Bisnis.com, JAKARTA - Kalangan pengusaha merepons soal rencana belanja perpajakan atau insentif pajak pemerintahan Presiden terpilih Prabowo Subianto tahun depan, yakni APBN 2025, yang mencapai Rp421,28 triliun.
Ketua Umum Asosiasi Pengusaha Indonesia (Apindo) Shinta Widjaja Kamdani mengakui bahwa belanja perpajakan di beberapa sektor masih diperlukan. Di antaranya seperti sektor industri pengolahan, pertanian dan perdagangan yang dianggap menjadi penopang pertumbuhan ekonomi nasional selama ini.
Kendati begitu, menurutnya, belanja perpajakan untuk pemberian insentif harus bisa diatur skalanya berdasarkan prioritas.
"Alokasinya perlu disesuaikan dengan kebutuhan sektor yang menjadi penunjang pertumbuhan ekonomi dan sektor yang masih dalam recovery pasca-pandemi," ujar Shinta saat dihubungi Bisnis, Rabu (5/6/2024).
Di sisi lain, Shinta juga menekankan bahwa pemberian insentif perpajakan seharusnya diselaraskan dengan kebijakan pembangunan nasional.
Penerimaan pajak juga perlu digenjot melalui kebijakan ekstensifikasi, alias merangkul sektor informal yang belum sepenuhnya terdaftar sebagai subjek pajak.
Baca Juga
"Di saat bersamaan juga terus ditingkatkan kualitas dan integritas petugas pajak, sehingga walaupun belanja perpajakan naik tetapi bisa diiringi juga dengan meningkatnya penerimaan pajak dari hasil ekstensifikasi," jelasnya.
Setali tiga uang, Komite Tetap Kebijakan Publik, Kamar Dagang dan Industri (Kadin) Chandra Wahjudi mengakui bahwa belanja perpajakan menjadi salah satu instrumen untuk menstimulasi pertumbuhan ekonomi.
Namun, Chandra juga menekankan agar pengeluaran pajak harus seimbang dengan pajak yang masuk.
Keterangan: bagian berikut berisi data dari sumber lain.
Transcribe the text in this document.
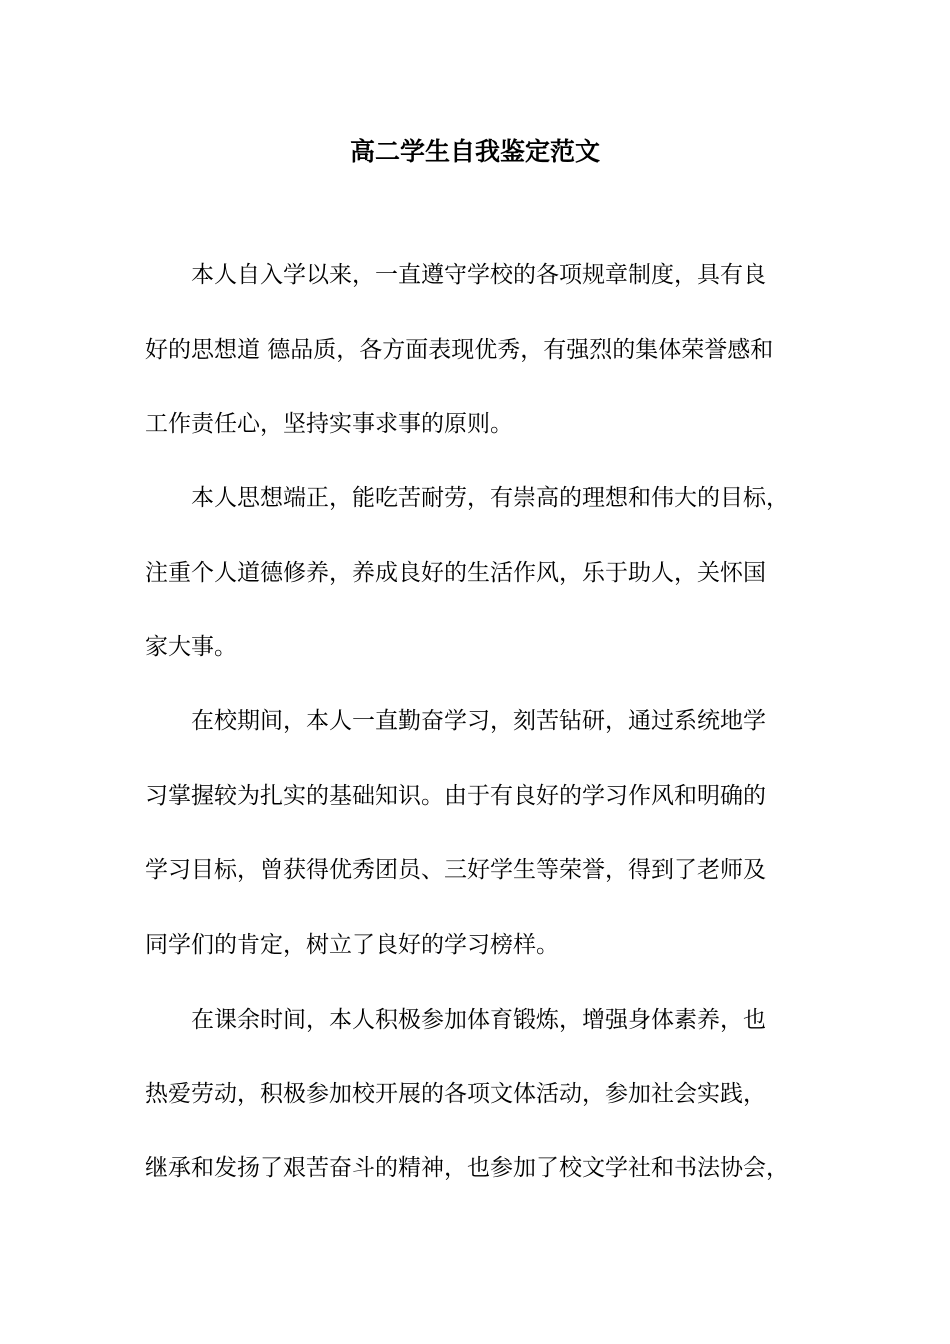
高二学生自我鉴定范文
　　本人自入学以来，一直遵守学校的各项规章制度，具有良
好的思想道 德品质，各方面表现优秀，有强烈的集体荣誉感和
工作责任心，坚持实事求事的原则。
　　本人思想端正，能吃苦耐劳，有崇高的理想和伟大的目标，
注重个人道德修养，养成良好的生活作风，乐于助人，关怀国
家大事。
　　在校期间，本人一直勤奋学习，刻苦钻研，通过系统地学
习掌握较为扎实的基础知识。由于有良好的学习作风和明确的
学习目标，曾获得优秀团员、三好学生等荣誉，得到了老师及
同学们的肯定，树立了良好的学习榜样。
　　在课余时间，本人积极参加体育锻炼，增强身体素养，也
热爱劳动，积极参加校开展的各项文体活动，参加社会实践，
继承和发扬了艰苦奋斗的精神，也参加了校文学社和书法协会，
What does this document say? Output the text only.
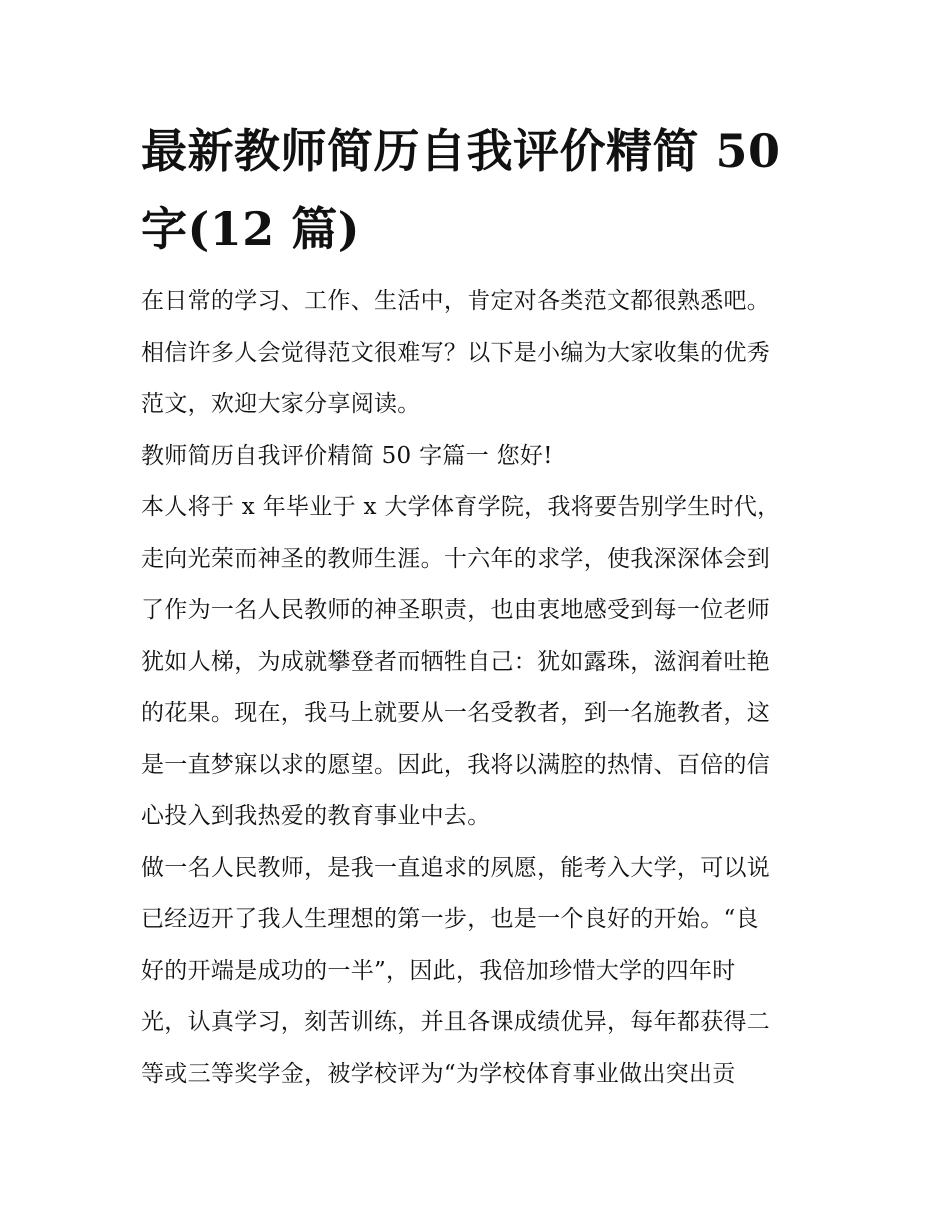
最新教师简历自我评价精简 50
字(12 篇)

在日常的学习、工作、生活中，肯定对各类范文都很熟悉吧。
相信许多人会觉得范文很难写？以下是小编为大家收集的优秀
范文，欢迎大家分享阅读。

教师简历自我评价精简 50 字篇一 您好!

本人将于 x 年毕业于 x 大学体育学院，我将要告别学生时代，
走向光荣而神圣的教师生涯。十六年的求学，使我深深体会到
了作为一名人民教师的神圣职责，也由衷地感受到每一位老师
犹如人梯，为成就攀登者而牺牲自己：犹如露珠，滋润着吐艳
的花果。现在，我马上就要从一名受教者，到一名施教者，这
是一直梦寐以求的愿望。因此，我将以满腔的热情、百倍的信
心投入到我热爱的教育事业中去。

做一名人民教师，是我一直追求的夙愿，能考入大学，可以说
已经迈开了我人生理想的第一步，也是一个良好的开始。“良
好的开端是成功的一半”，因此，我倍加珍惜大学的四年时
光，认真学习，刻苦训练，并且各课成绩优异，每年都获得二
等或三等奖学金，被学校评为“为学校体育事业做出突出贡
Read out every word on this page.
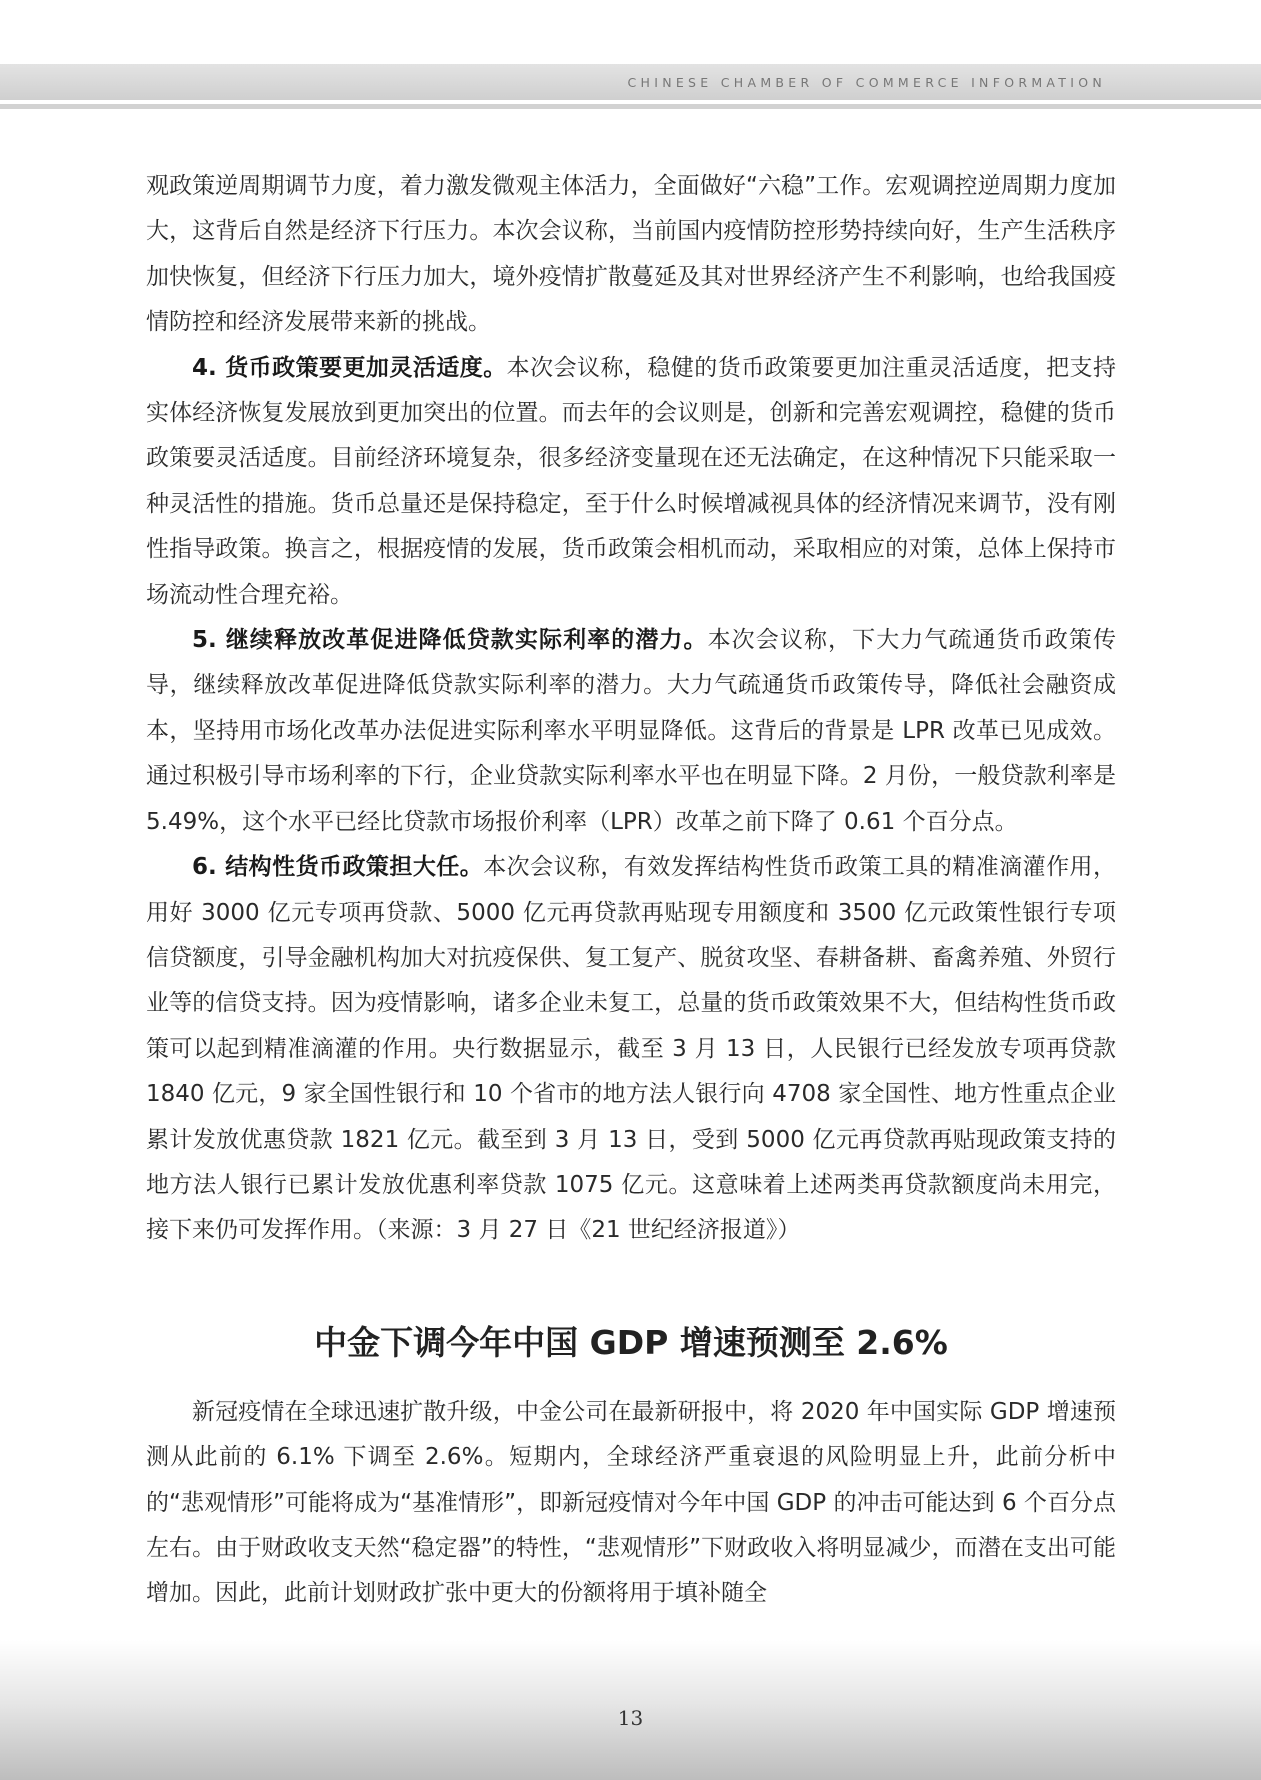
CHINESE CHAMBER OF COMMERCE INFORMATION

观政策逆周期调节力度，着力激发微观主体活力，全面做好“六稳”工作。宏观调控逆周期力度加大，这背后自然是经济下行压力。本次会议称，当前国内疫情防控形势持续向好，生产生活秩序加快恢复，但经济下行压力加大，境外疫情扩散蔓延及其对世界经济产生不利影响，也给我国疫情防控和经济发展带来新的挑战。

4. 货币政策要更加灵活适度。本次会议称，稳健的货币政策要更加注重灵活适度，把支持实体经济恢复发展放到更加突出的位置。而去年的会议则是，创新和完善宏观调控，稳健的货币政策要灵活适度。目前经济环境复杂，很多经济变量现在还无法确定，在这种情况下只能采取一种灵活性的措施。货币总量还是保持稳定，至于什么时候增减视具体的经济情况来调节，没有刚性指导政策。换言之，根据疫情的发展，货币政策会相机而动，采取相应的对策，总体上保持市场流动性合理充裕。

5. 继续释放改革促进降低贷款实际利率的潜力。本次会议称，下大力气疏通货币政策传导，继续释放改革促进降低贷款实际利率的潜力。大力气疏通货币政策传导，降低社会融资成本，坚持用市场化改革办法促进实际利率水平明显降低。这背后的背景是 LPR 改革已见成效。通过积极引导市场利率的下行，企业贷款实际利率水平也在明显下降。2 月份，一般贷款利率是 5.49%，这个水平已经比贷款市场报价利率（LPR）改革之前下降了 0.61 个百分点。

6. 结构性货币政策担大任。本次会议称，有效发挥结构性货币政策工具的精准滴灌作用，用好 3000 亿元专项再贷款、5000 亿元再贷款再贴现专用额度和 3500 亿元政策性银行专项信贷额度，引导金融机构加大对抗疫保供、复工复产、脱贫攻坚、春耕备耕、畜禽养殖、外贸行业等的信贷支持。因为疫情影响，诸多企业未复工，总量的货币政策效果不大，但结构性货币政策可以起到精准滴灌的作用。央行数据显示，截至 3 月 13 日，人民银行已经发放专项再贷款 1840 亿元，9 家全国性银行和 10 个省市的地方法人银行向 4708 家全国性、地方性重点企业累计发放优惠贷款 1821 亿元。截至到 3 月 13 日，受到 5000 亿元再贷款再贴现政策支持的地方法人银行已累计发放优惠利率贷款 1075 亿元。这意味着上述两类再贷款额度尚未用完，接下来仍可发挥作用。（来源：3 月 27 日《21 世纪经济报道》）

中金下调今年中国 GDP 增速预测至 2.6%

新冠疫情在全球迅速扩散升级，中金公司在最新研报中，将 2020 年中国实际 GDP 增速预测从此前的 6.1% 下调至 2.6%。短期内，全球经济严重衰退的风险明显上升，此前分析中的“悲观情形”可能将成为“基准情形”，即新冠疫情对今年中国 GDP 的冲击可能达到 6 个百分点左右。由于财政收支天然“稳定器”的特性，“悲观情形”下财政收入将明显减少，而潜在支出可能增加。因此，此前计划财政扩张中更大的份额将用于填补随全

13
Oleh karena itu, pemerintah, kata dia, harus tepat sasaran dalam menggunakan anggaran belanja untuk sektor yang menopang pertumbuhan ekonomi.
"Jika memang pemasukan kurang maka pengeluarannya yang harus disesuaikan," ucapnya.
Pemberian insentif perpajakan diharap bukan hanya menyasar kepada pelaku usaha, tapi juga diberikan kepada masyarakat agar daya beli terdongkrak. Meskipun diakuinya bahwa pemberian insentif pajak selalu menarik bagi pengusaha, tapi menurut Chandra hal itu bukan satu-satunya yang diharapkan.
Kebijakan yang tepat dan pro terhadap kemudahan berusaha dianggap jauh lebih penting oleh pengusaha. Dia pun menyinggung soal inkonsistensi pemerintah dalam membuat kebijakan terkait pengaturan impor yang harus dilakukan revisi hingga tiga kali dalam waktu kurang dari tiga bulan.
"Kita bisa menyaksikan suatu kebijakan yang sempat direvisi 3 kali dalam waktu kurang dari 3 bulan karena menyebabkan penumpukan kontainer di pelabuhan. Jika ada kebijakan yang kurang atau tidak tepat ujung-ujungnya yang dirugikan adalah pengusaha. Kami harap hal ini tidak terjadi lagi," jelasnya.